Butovo, one of the many Russian “Golgothas" (Overview)
In the Stalinist purges of “Thirtyseven” Orthodox and Catholics died together as martyrs.
Seventy years ago, an edict issued by the Supreme councils of the Communist Party led by Stalin, in the USSR, led to one of the bloodiest “purges” of the time which lasted for almost two years.  This campaign went down in history as “The Great Terror” but among the people it is more simply known as “The Thirtyseven”.  That year became the symbol of the system of mass killings organised and carried out by the central power.  During the two year period 1937-1938 more than 1.7 million people were arrested on political charges.  If the victims of deportation and subjects considered to be “dangerous social elements” are added, the sum total supersedes 2 million. The sentences were of an incredible cruelty: more than 700 thousand were put to death.
In particular, repression targeted representatives of the new soviet elite: political, military, economic. The elimination of well known and loyal names increased the sense of terror and mass psychosis.

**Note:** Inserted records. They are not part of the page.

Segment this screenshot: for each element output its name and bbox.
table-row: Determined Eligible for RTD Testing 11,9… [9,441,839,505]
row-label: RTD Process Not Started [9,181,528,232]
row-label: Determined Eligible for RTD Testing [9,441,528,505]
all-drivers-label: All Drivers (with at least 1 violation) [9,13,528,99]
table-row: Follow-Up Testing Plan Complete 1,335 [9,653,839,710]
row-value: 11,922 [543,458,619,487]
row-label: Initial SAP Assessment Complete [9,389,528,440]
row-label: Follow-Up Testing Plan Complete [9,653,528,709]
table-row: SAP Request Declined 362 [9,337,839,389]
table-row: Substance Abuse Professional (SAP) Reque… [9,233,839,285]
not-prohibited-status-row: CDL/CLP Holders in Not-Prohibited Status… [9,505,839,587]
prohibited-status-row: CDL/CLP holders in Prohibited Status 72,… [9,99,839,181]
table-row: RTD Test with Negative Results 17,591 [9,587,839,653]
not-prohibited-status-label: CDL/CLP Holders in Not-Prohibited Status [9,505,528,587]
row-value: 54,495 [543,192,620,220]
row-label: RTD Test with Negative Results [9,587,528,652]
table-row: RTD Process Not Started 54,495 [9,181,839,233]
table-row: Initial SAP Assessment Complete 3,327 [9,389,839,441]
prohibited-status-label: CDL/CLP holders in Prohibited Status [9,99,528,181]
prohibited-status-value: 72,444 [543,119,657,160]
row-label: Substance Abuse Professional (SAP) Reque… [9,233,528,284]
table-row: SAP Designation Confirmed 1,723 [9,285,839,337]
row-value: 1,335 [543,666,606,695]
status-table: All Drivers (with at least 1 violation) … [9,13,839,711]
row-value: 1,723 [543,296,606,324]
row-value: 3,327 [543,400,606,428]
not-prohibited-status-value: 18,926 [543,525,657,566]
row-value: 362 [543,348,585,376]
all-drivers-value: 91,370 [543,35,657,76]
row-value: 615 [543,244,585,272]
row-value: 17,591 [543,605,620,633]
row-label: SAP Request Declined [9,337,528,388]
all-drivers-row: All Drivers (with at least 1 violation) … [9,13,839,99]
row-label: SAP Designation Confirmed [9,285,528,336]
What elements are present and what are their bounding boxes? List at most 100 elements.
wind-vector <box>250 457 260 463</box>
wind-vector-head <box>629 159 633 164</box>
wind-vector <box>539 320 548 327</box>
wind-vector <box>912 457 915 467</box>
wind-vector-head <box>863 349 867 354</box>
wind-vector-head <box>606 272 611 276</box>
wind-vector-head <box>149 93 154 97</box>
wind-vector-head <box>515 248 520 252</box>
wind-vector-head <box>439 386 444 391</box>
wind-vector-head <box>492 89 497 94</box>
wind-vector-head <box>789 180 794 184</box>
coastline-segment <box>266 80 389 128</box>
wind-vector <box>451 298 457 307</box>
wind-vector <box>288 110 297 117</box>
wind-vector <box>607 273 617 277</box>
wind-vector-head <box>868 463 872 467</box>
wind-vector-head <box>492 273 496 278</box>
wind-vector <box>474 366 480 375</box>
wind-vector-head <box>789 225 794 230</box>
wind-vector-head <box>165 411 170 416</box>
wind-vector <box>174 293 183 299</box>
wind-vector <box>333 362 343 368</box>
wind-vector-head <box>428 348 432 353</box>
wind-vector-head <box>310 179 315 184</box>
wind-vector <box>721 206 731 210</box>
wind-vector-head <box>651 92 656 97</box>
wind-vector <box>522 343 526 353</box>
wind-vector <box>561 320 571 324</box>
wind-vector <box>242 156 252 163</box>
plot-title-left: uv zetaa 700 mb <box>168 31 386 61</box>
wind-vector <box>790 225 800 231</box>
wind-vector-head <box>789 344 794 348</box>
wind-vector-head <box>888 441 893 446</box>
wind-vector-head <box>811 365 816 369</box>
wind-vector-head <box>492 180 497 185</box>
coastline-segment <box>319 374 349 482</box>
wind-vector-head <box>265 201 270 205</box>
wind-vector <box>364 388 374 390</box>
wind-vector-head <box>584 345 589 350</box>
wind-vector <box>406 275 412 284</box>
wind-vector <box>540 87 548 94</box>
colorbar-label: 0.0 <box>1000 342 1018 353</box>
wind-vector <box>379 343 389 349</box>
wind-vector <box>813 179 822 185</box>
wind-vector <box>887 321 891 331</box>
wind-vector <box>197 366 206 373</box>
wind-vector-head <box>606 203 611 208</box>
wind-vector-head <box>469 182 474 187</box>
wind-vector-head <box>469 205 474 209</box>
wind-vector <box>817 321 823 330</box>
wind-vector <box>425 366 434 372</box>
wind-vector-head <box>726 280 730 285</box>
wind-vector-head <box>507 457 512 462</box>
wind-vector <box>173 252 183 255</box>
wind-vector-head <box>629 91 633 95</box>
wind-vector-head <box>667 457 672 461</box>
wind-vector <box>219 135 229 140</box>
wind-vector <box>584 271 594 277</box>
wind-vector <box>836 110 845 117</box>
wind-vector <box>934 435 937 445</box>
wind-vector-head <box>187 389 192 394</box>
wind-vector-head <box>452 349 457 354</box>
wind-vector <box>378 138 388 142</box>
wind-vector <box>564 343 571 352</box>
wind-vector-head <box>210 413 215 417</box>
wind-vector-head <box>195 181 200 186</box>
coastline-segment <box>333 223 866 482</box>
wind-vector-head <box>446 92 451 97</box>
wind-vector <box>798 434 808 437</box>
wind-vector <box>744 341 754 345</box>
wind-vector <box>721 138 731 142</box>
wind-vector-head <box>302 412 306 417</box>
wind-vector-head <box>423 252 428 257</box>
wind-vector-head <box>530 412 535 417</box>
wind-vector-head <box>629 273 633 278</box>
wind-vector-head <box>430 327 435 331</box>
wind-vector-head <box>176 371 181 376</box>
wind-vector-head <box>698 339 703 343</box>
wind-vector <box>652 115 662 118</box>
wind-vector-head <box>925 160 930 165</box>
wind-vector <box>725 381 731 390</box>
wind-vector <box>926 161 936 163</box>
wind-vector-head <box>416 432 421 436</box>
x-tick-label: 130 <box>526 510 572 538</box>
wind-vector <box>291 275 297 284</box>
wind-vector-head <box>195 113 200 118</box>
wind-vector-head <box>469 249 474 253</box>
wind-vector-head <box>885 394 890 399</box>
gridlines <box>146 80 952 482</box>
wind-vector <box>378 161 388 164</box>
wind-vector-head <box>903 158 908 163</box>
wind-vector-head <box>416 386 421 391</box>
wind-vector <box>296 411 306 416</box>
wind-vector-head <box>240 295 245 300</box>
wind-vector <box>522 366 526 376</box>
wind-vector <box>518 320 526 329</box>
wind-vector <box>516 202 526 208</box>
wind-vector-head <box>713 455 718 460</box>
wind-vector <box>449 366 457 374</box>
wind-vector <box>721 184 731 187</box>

Among the victims of the bloody two years were also many faithful belonging to various religions; their place of execution became the Butovo shooting range in the suburbs of the Russian capital.   The Patriarch of Moscow and all Russia, Alexi II, has described Butovo, as one of the many Russian “Golgothas". It was here that a Church was erected in 1998 dedicated to the “New Russian Martyrs”.  Beside it a series of memorial plaques with the names of the victims, followers of many different religions.  Among Butovo’s victims, above all Russian Orthodox, there is also the Metropolitan of Leningrad Serafim and Kronid, the last prior of the Holy Trinity in Sergiev Posad Monastery – the most important Russian Orthodox monastery.  But numerous Catholics also feature on the list, such as the priests Mikhail Tsakul’, Julian Tsimashkevich, losif Katajev, Iosif BelogoIovyj, Konstantin Budkevich e Sigizmund Krzhizhanovskij and the religious sister Marija Komarovskaja.